All situations are a ball, a beer and a cup. For instance, are you by any chance stressing out about getting a job or an internship? Know this: To get an internship is the same as not to get an internship, just as all cans are one can. Whether or not you get the internship, you’ll be you, and your experience of the world will be more or less the same. The only thing you control is sending out the application: Throwing the ball.
Having girl problems? Can’t get your no-good boyfriend to commit? Feeling lonely? Personal problems like these are your eternal opponent, standing across the table stacking cups into a triangle, and without the opponent, there is no pong game. You can’t throw the ball into the cup without having the ball thrown into your cup, too.
I know your suffering, stranger. The person you yearn for, the perfect GPA you need, the job you’re nervously applying to: It’s your desire for those things, not the things themselves, that cause you pain.
Forget about winning the game.
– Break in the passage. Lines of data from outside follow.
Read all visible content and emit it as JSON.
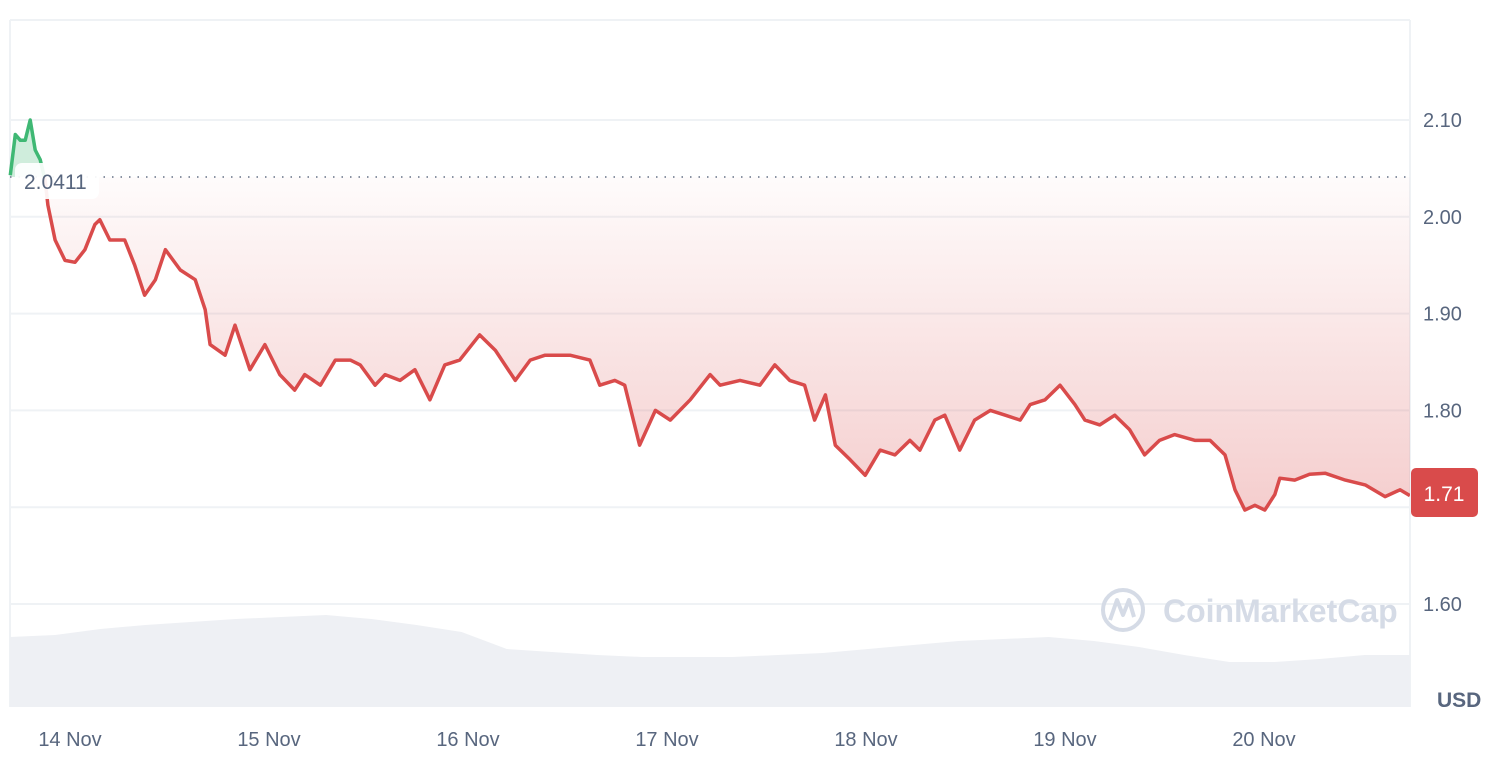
{
  "chart_data": {
    "type": "line",
    "currency_label": "USD",
    "baseline_value": 2.0411,
    "baseline_label": "2.0411",
    "current_price_label": "1.71",
    "ylim": [
      1.6,
      2.1
    ],
    "y_ticks": [
      "2.10",
      "2.00",
      "1.90",
      "1.80",
      "1.60"
    ],
    "y_tick_values": [
      2.1,
      2.0,
      1.9,
      1.8,
      1.6
    ],
    "y_grid_values": [
      2.1,
      2.0,
      1.9,
      1.8,
      1.7,
      1.6
    ],
    "x_ticks": [
      "14 Nov",
      "15 Nov",
      "16 Nov",
      "17 Nov",
      "18 Nov",
      "19 Nov",
      "20 Nov"
    ],
    "grid": true,
    "colors": {
      "up": "#3fb874",
      "down": "#d94b4b",
      "axis_text": "#58667e",
      "grid": "#eff2f5",
      "volume": "#eef0f4",
      "watermark": "#d5dbe6"
    },
    "watermark": "CoinMarketCap",
    "series": [
      {
        "points": [
          [
            "13 Nov 16:48",
            2.043
          ],
          [
            "13 Nov 17:24",
            2.085
          ],
          [
            "13 Nov 18:00",
            2.079
          ],
          [
            "13 Nov 18:36",
            2.079
          ],
          [
            "13 Nov 19:12",
            2.1
          ],
          [
            "13 Nov 19:48",
            2.069
          ],
          [
            "13 Nov 20:24",
            2.059
          ],
          [
            "13 Nov 21:00",
            2.038
          ],
          [
            "13 Nov 21:20",
            2.012
          ],
          [
            "13 Nov 22:12",
            1.976
          ],
          [
            "13 Nov 23:24",
            1.955
          ],
          [
            "14 Nov 00:36",
            1.953
          ],
          [
            "14 Nov 01:48",
            1.966
          ],
          [
            "14 Nov 03:00",
            1.992
          ],
          [
            "14 Nov 03:36",
            1.997
          ],
          [
            "14 Nov 04:48",
            1.976
          ],
          [
            "14 Nov 06:36",
            1.976
          ],
          [
            "14 Nov 07:48",
            1.95
          ],
          [
            "14 Nov 09:00",
            1.919
          ],
          [
            "14 Nov 10:18",
            1.935
          ],
          [
            "14 Nov 11:30",
            1.966
          ],
          [
            "14 Nov 13:18",
            1.945
          ],
          [
            "14 Nov 15:06",
            1.935
          ],
          [
            "14 Nov 16:18",
            1.904
          ],
          [
            "14 Nov 16:54",
            1.868
          ],
          [
            "14 Nov 18:42",
            1.857
          ],
          [
            "14 Nov 19:54",
            1.888
          ],
          [
            "14 Nov 21:42",
            1.842
          ],
          [
            "14 Nov 23:30",
            1.868
          ],
          [
            "15 Nov 01:18",
            1.837
          ],
          [
            "15 Nov 03:06",
            1.821
          ],
          [
            "15 Nov 04:18",
            1.837
          ],
          [
            "15 Nov 06:12",
            1.826
          ],
          [
            "15 Nov 08:00",
            1.852
          ],
          [
            "15 Nov 09:48",
            1.852
          ],
          [
            "15 Nov 11:00",
            1.847
          ],
          [
            "15 Nov 12:48",
            1.826
          ],
          [
            "15 Nov 14:00",
            1.837
          ],
          [
            "15 Nov 15:48",
            1.831
          ],
          [
            "15 Nov 17:36",
            1.842
          ],
          [
            "15 Nov 19:24",
            1.811
          ],
          [
            "15 Nov 21:12",
            1.847
          ],
          [
            "15 Nov 23:00",
            1.852
          ],
          [
            "16 Nov 01:24",
            1.878
          ],
          [
            "16 Nov 03:18",
            1.862
          ],
          [
            "16 Nov 05:42",
            1.831
          ],
          [
            "16 Nov 07:30",
            1.852
          ],
          [
            "16 Nov 09:18",
            1.857
          ],
          [
            "16 Nov 12:18",
            1.857
          ],
          [
            "16 Nov 14:42",
            1.852
          ],
          [
            "16 Nov 15:54",
            1.826
          ],
          [
            "16 Nov 17:42",
            1.831
          ],
          [
            "16 Nov 18:54",
            1.826
          ],
          [
            "16 Nov 20:42",
            1.764
          ],
          [
            "16 Nov 22:36",
            1.8
          ],
          [
            "17 Nov 00:24",
            1.79
          ],
          [
            "17 Nov 02:48",
            1.811
          ],
          [
            "17 Nov 05:12",
            1.837
          ],
          [
            "17 Nov 06:24",
            1.826
          ],
          [
            "17 Nov 08:48",
            1.831
          ],
          [
            "17 Nov 11:12",
            1.826
          ],
          [
            "17 Nov 13:00",
            1.847
          ],
          [
            "17 Nov 14:48",
            1.831
          ],
          [
            "17 Nov 16:36",
            1.826
          ],
          [
            "17 Nov 17:48",
            1.79
          ],
          [
            "17 Nov 19:06",
            1.816
          ],
          [
            "17 Nov 20:18",
            1.764
          ],
          [
            "17 Nov 22:06",
            1.749
          ],
          [
            "17 Nov 23:54",
            1.733
          ],
          [
            "18 Nov 01:42",
            1.759
          ],
          [
            "18 Nov 03:30",
            1.754
          ],
          [
            "18 Nov 05:18",
            1.769
          ],
          [
            "18 Nov 06:30",
            1.759
          ],
          [
            "18 Nov 08:18",
            1.79
          ],
          [
            "18 Nov 09:30",
            1.795
          ],
          [
            "18 Nov 11:18",
            1.759
          ],
          [
            "18 Nov 13:06",
            1.79
          ],
          [
            "18 Nov 15:00",
            1.8
          ],
          [
            "18 Nov 16:48",
            1.795
          ],
          [
            "18 Nov 18:36",
            1.79
          ],
          [
            "18 Nov 19:48",
            1.806
          ],
          [
            "18 Nov 21:36",
            1.811
          ],
          [
            "18 Nov 23:24",
            1.826
          ],
          [
            "19 Nov 01:12",
            1.806
          ],
          [
            "19 Nov 02:24",
            1.79
          ],
          [
            "19 Nov 04:12",
            1.785
          ],
          [
            "19 Nov 06:00",
            1.795
          ],
          [
            "19 Nov 07:48",
            1.78
          ],
          [
            "19 Nov 09:36",
            1.754
          ],
          [
            "19 Nov 11:24",
            1.769
          ],
          [
            "19 Nov 13:12",
            1.775
          ],
          [
            "19 Nov 15:42",
            1.769
          ],
          [
            "19 Nov 17:30",
            1.769
          ],
          [
            "19 Nov 19:18",
            1.754
          ],
          [
            "19 Nov 20:30",
            1.718
          ],
          [
            "19 Nov 21:42",
            1.697
          ],
          [
            "19 Nov 22:54",
            1.702
          ],
          [
            "20 Nov 00:06",
            1.697
          ],
          [
            "20 Nov 01:18",
            1.713
          ],
          [
            "20 Nov 01:54",
            1.73
          ],
          [
            "20 Nov 03:42",
            1.728
          ],
          [
            "20 Nov 05:30",
            1.734
          ],
          [
            "20 Nov 07:24",
            1.735
          ],
          [
            "20 Nov 09:48",
            1.728
          ],
          [
            "20 Nov 12:12",
            1.723
          ],
          [
            "20 Nov 14:36",
            1.711
          ],
          [
            "20 Nov 16:24",
            1.718
          ],
          [
            "20 Nov 17:36",
            1.712
          ]
        ]
      }
    ],
    "volume_relative": [
      0.7,
      0.72,
      0.78,
      0.82,
      0.85,
      0.88,
      0.9,
      0.92,
      0.88,
      0.82,
      0.75,
      0.58,
      0.55,
      0.52,
      0.5,
      0.5,
      0.5,
      0.52,
      0.54,
      0.58,
      0.62,
      0.66,
      0.68,
      0.7,
      0.66,
      0.6,
      0.52,
      0.45,
      0.45,
      0.48,
      0.52,
      0.52
    ]
  }
}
Enjoy one moment – one ball, one cup – and you win.
During this past O-week – my final one, if you can believe it – I was standing somewhere when I saw a youngish guy watching a pong game, sadly, in the darkness. I fought through the people around him and asked him what was up.
“Nothing,” he said.
“Are you trying to play pong?”
“I don’t even like beer pong,” he said. “It’s boring as hell.”
“To the novice, maybe,” I said, and he glared at me. And then I tried to sit him down and explain everything – that babies and old men are the same age, that you’ll later see that the most important thing in your life is something you haven’t even considered yet, that all thoughts are impermanent, that Keystone Light literally is Pabst Blue Ribbon.
It was a great speech, I thought. But it didn’t seem to register. He just laughed and walked away, out into Collegetown. It made me a little sad, but then I remembered: Nothing important can be taught.
You, the person reading this: Don’t be like him. See the truth. Someday, your college experience will have blurred into one long hazy memory, and you’ll have some other concern to chase after, but there will always be a ball to throw into a cup, and a set of unimportant concerns meant to distract you from it. Be in this moment. Throw the ball.